Robert Taylor, 55, was a durable—and underrated—star from the mid-30s to mid-50’s, topping out with huge wins like Quo Vadis and Ivanhoe. As the 50s wore into the 60s his films declined in popularity and quality (he got a break from TVs The Detectives) and this grab-the-dough toiler ranked second to the bottom in his resume; only The Day The Hot Line Got Hot earned less. Done in the US, Hardin was already in Spain, first for Battle Of The Bulge, then the awful Custer Of The West, and Australian import Randell’s Hollywood career had fallen away so he made do with Europe as well. Co-star Marc Lawrence had also shifted cross-Atlantic. Mexican actress Rosenda Monteros, best known for The Magnificent Seven, gets the “good woman” role in a script that doesn’t exactly treat female characters with much more finesse than the randy soldiers and gross ruffians in the story.
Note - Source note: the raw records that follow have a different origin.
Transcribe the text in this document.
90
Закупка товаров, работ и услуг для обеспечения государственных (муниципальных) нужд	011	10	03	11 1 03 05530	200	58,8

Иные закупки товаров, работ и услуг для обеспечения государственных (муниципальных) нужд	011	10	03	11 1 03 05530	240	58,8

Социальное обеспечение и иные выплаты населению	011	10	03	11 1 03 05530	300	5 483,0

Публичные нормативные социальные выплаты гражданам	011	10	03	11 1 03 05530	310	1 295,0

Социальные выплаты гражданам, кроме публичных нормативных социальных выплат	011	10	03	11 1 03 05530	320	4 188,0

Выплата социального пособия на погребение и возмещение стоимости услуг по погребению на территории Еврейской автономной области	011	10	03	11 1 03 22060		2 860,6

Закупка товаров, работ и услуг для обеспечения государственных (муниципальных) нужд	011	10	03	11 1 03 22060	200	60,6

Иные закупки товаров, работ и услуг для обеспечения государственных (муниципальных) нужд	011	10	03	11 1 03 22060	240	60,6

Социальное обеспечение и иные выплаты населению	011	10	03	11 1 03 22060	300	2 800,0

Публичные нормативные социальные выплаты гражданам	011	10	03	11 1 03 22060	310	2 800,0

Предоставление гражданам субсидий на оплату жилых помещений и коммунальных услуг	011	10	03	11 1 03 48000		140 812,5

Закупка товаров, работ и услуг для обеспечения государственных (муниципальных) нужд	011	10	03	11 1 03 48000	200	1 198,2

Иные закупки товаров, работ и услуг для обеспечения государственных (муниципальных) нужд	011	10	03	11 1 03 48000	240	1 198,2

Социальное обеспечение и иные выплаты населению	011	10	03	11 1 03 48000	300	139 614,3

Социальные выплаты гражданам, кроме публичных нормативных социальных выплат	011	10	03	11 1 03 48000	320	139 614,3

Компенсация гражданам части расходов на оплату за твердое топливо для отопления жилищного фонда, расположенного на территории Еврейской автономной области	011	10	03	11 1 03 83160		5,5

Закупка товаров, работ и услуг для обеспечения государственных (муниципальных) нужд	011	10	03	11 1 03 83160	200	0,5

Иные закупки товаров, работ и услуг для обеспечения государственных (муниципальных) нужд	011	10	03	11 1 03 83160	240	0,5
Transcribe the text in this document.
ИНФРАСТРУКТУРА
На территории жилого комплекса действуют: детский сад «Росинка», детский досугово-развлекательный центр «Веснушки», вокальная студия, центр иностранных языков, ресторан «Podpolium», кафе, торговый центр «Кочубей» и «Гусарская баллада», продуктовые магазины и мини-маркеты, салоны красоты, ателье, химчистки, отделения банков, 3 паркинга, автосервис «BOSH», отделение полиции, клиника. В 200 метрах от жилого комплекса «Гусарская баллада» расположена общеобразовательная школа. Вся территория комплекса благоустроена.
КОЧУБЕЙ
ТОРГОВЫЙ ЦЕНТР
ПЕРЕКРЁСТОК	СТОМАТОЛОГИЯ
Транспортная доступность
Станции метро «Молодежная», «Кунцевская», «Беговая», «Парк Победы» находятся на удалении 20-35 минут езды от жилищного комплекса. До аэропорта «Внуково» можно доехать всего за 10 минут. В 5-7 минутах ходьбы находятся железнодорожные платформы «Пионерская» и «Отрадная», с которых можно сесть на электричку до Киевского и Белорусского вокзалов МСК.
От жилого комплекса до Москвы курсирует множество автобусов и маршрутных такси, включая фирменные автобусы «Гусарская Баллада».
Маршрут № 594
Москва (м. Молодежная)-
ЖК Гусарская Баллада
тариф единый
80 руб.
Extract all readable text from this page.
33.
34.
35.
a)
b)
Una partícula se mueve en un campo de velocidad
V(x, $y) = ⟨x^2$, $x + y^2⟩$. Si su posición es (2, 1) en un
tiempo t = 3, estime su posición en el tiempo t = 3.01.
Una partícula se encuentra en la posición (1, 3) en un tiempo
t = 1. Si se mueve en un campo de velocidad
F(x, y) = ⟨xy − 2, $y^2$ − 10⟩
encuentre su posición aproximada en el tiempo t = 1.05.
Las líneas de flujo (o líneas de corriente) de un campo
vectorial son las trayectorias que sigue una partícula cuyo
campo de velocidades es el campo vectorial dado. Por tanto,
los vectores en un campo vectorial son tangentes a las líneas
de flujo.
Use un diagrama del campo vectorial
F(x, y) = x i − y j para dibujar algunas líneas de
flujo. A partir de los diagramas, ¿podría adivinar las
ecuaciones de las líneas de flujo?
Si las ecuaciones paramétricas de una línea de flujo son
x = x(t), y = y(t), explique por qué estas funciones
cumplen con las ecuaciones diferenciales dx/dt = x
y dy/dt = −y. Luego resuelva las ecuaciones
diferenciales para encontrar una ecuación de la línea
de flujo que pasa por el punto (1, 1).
Some decent camera touches and a plenitude of well-done stunts (particularly horse-falls) are the best of slim pickings. Once again cast as a short-tempered officer, Taylor tries but the script is just terrible. Randell and Lawrence overact outrageously, Hardin wastes his time, Monteros is thrown away. The dubbing is poor, the editing jagged, the sound effects are lazy—note: don’t have rifles and pistols make the exact same noise! Also in the cast, and mugging like mad, is German/Javanese exotic dancer/actress Laya Raki, va-vooming wildly as one of the strumpets: she and Randell were married from 1957 until his death in 2005.
This daft opus was also known as THE DAMNED OF THE PAMPAS and THE CURSE OF THE PAMPAS, from its restored releases in Germany, which cite a running time of 94 minutes. They insist the US running time of 112 minutes listed at the IMDb is gone with the Rio de la Plata wind. Other lengths vary depending on the print and TV-chopped venue. To some fans of director Fregonese for his German-made western Old Shatterhand, the rediscovery of Savage (or whatever) Pampas is a cause for celebration. Our advice, if you must watch, pick the shortest, with your trigger finger on ff.
* Once more with El Boxoffice Figurosos, already! Cogerson shows it making $1,000,000 in the States, but they list it from 1965, so some beef missed the barbecue because it wasn’t released until the following year in Europe and not in the US until 1967. Insert colorful Spanish swearwords. And visit Argentina—it’s stunning.